À l'approche du 120ème anniversaire de la loi de séparation des Églises et de l'État, la France ne fait pas le choix de la laïcité par un simple décret, mais à l'issue d'un parcours complexe alliant réflexion philosophique et mouvement politique. La liberté de conscience, pierre angulaire de notre république, ne surgit pas d'une simple déclaration, mais résulte d'une longue maturation, catalysée par les idées des Lumières, les mouvements révolutionnaires, les compromis du XIXe siècle et des décisions institutionnelles majeures de la IIIe République.
Dès le XVIIIe siècle, les philosophes des Lumières contribuent à ébranler les fondements d'un modèle monarchique fondé sur l'unité confessionnelle. Voltaire, ardent défenseur de la tolérance, en fait un pilier de la paix civile, s'engageant dans des affaires emblématiques comme celles de Calas et du chevalier de La Barre pour dissocier justice et vengeance religieuse. Les Encyclopédistes, menés par Diderot, plaident pour une émancipation du savoir face au clergé, convaincus que l'instruction est essentielle pour forger des citoyens critiques.
La Révolution française consacre la première rupture avec l'autorité religieuse en abolissant les privilèges du clergé et amorce l'idée d'un État dont l'autorité ne repose plus sur des vérités religieuses. Cependant, cette rupture ne s'installe pas immédiatement, comme le montre le Concordat de 1801, instauré sous Napoléon, qui établit une coopération entre l'État et l'Église catholique, reconnue comme « religion de la majorité des Français ». Cet accord, tout en plaçant l'État au-dessus des affaires religieuses, permet au clergé de conserver une influence dans l'éducation et la vie sociale.
Le tournant majeur survient avec l'affirmation définitive de la République après 1870. Pour les républicains, l'Église devient un contre-pouvoir idéologique majeur, comme l'indique Léon Gambetta en 1877 en qualifiant le cléricalisme de principal ennemi. L'objectif devient alors de limiter l'influence de l'Eglise dans la vie publique sans remettre en cause la foi individuelle.
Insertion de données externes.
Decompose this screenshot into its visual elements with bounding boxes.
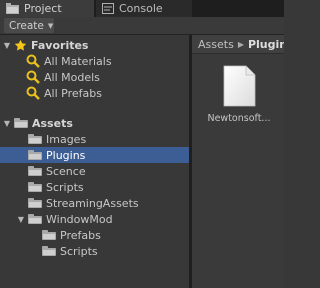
tree-item-all-models[interactable]: All Models: [0, 69, 215, 85]
tree-item-windowmod[interactable]: ▼ WindowMod: [0, 211, 205, 227]
breadcrumb-separator-icon: ▶: [237, 39, 244, 49]
expand-arrow-icon[interactable]: ▼: [2, 41, 12, 50]
tree-item-label: Scripts: [46, 180, 84, 194]
tree-item-label: Favorites: [31, 38, 89, 52]
search-icon: [26, 54, 40, 68]
tab-project-label: Project: [24, 2, 62, 15]
folder-icon: [42, 230, 56, 240]
expand-arrow-icon[interactable]: ▼: [16, 215, 26, 224]
tree-item-label: All Materials: [44, 54, 112, 68]
tree-item-label: Scence: [46, 164, 86, 178]
tab-bar: Project Console: [0, 0, 284, 17]
star-icon: [14, 39, 27, 51]
folder-icon: [28, 214, 42, 224]
folder-icon: [28, 182, 42, 192]
breadcrumb-root[interactable]: Assets: [198, 38, 234, 51]
tree-item-scence[interactable]: Scence: [0, 163, 217, 179]
folder-icon: [42, 246, 56, 256]
project-folder-icon: [6, 3, 19, 14]
folder-icon: [28, 134, 42, 144]
asset-file-name: Newtonsoft...: [207, 113, 271, 124]
folder-icon: [28, 150, 42, 160]
breadcrumb: Assets ▶ Plugins: [192, 35, 284, 54]
console-icon: [102, 3, 114, 14]
tree-item-scripts[interactable]: Scripts: [0, 179, 217, 195]
tree-item-label: All Prefabs: [44, 86, 102, 100]
tab-console[interactable]: Console: [96, 0, 192, 17]
expand-arrow-icon[interactable]: ▼: [2, 119, 12, 128]
tree-item-label: Prefabs: [60, 228, 101, 242]
tree-item-label: Assets: [32, 116, 73, 130]
search-icon: [26, 70, 40, 84]
asset-browser: Assets ▶ Plugins Newtonsoft...: [192, 35, 284, 288]
asset-file-newtonsoft[interactable]: Newtonsoft...: [204, 65, 274, 124]
tree-item-label: All Models: [44, 70, 100, 84]
tab-console-label: Console: [119, 2, 163, 15]
folder-icon: [14, 118, 28, 128]
tree-item-label: StreamingAssets: [46, 196, 139, 210]
folder-icon: [28, 198, 42, 208]
tree-item-all-materials[interactable]: All Materials: [0, 53, 215, 69]
project-tree: ▼ Favorites All Materials All Models All…: [0, 35, 217, 288]
tree-item-all-prefabs[interactable]: All Prefabs: [0, 85, 215, 101]
search-icon: [26, 86, 40, 100]
tree-item-assets[interactable]: ▼ Assets: [0, 115, 189, 131]
breadcrumb-current[interactable]: Plugins: [248, 38, 284, 51]
document-icon: [223, 65, 256, 107]
tab-project[interactable]: Project: [0, 0, 94, 17]
dropdown-arrow-icon: ▼: [47, 21, 54, 30]
create-button-label: Create: [9, 19, 44, 32]
tree-item-label: Images: [46, 132, 87, 146]
tree-item-images[interactable]: Images: [0, 131, 217, 147]
tree-item-label: WindowMod: [46, 212, 113, 226]
tree-item-label: Plugins: [46, 148, 86, 162]
tree-item-plugins[interactable]: Plugins: [0, 147, 217, 163]
create-button[interactable]: Create ▼: [4, 18, 54, 33]
tree-item-streamingassets[interactable]: StreamingAssets: [0, 195, 217, 211]
tree-item-favorites[interactable]: ▼ Favorites: [0, 37, 189, 53]
tree-item-label: Scripts: [60, 244, 98, 258]
project-toolbar: Create ▼: [0, 17, 284, 35]
folder-icon: [28, 166, 42, 176]
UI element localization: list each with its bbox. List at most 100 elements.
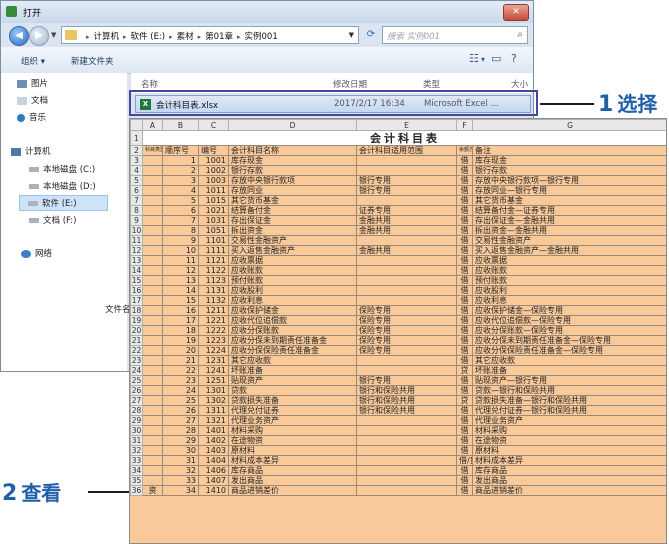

L’émergence de Jules Ferry à la tête de l’Instruction publique marque un tournant dans l'histoire de l'éducation. Les lois scolaires des années 1880 établissent la laïcité moderne, avec la gratuité de l'école en 1881, l’obligation éducative introduite par la loi de 1882 et la laïcisation des enseignants, passant la main aux valeurs de raison et d'égalité entre les sexes. En quelques années, l'école devient le terreau d'un esprit critique et d'une citoyenneté éclairée.
Ce parcours prépare le terrain à la loi de 1905 qui consacre la séparation des Églises et de l'État en affirmant que la République ne « reconnaît, ne salarie, ni ne subventionne aucun culte », garantissant à chacun la pleine liberté de croire ou de ne pas croire. Ce dispositif n'élimine pas la religion mais la relègue à la sphère privée, libérant l’État des engagements confessionnels.
Ainsi, au fil d'un siècle, la souveraineté a évolué d'un pouvoir religieux vers un régime basé sur la raison et le débat démocratique. Cette lente, mais significative évolution, résonne encore dans les discussions contemporaines sur la liberté de croyance et l’espace public, témoignant de la complexité de notre héritage laïque.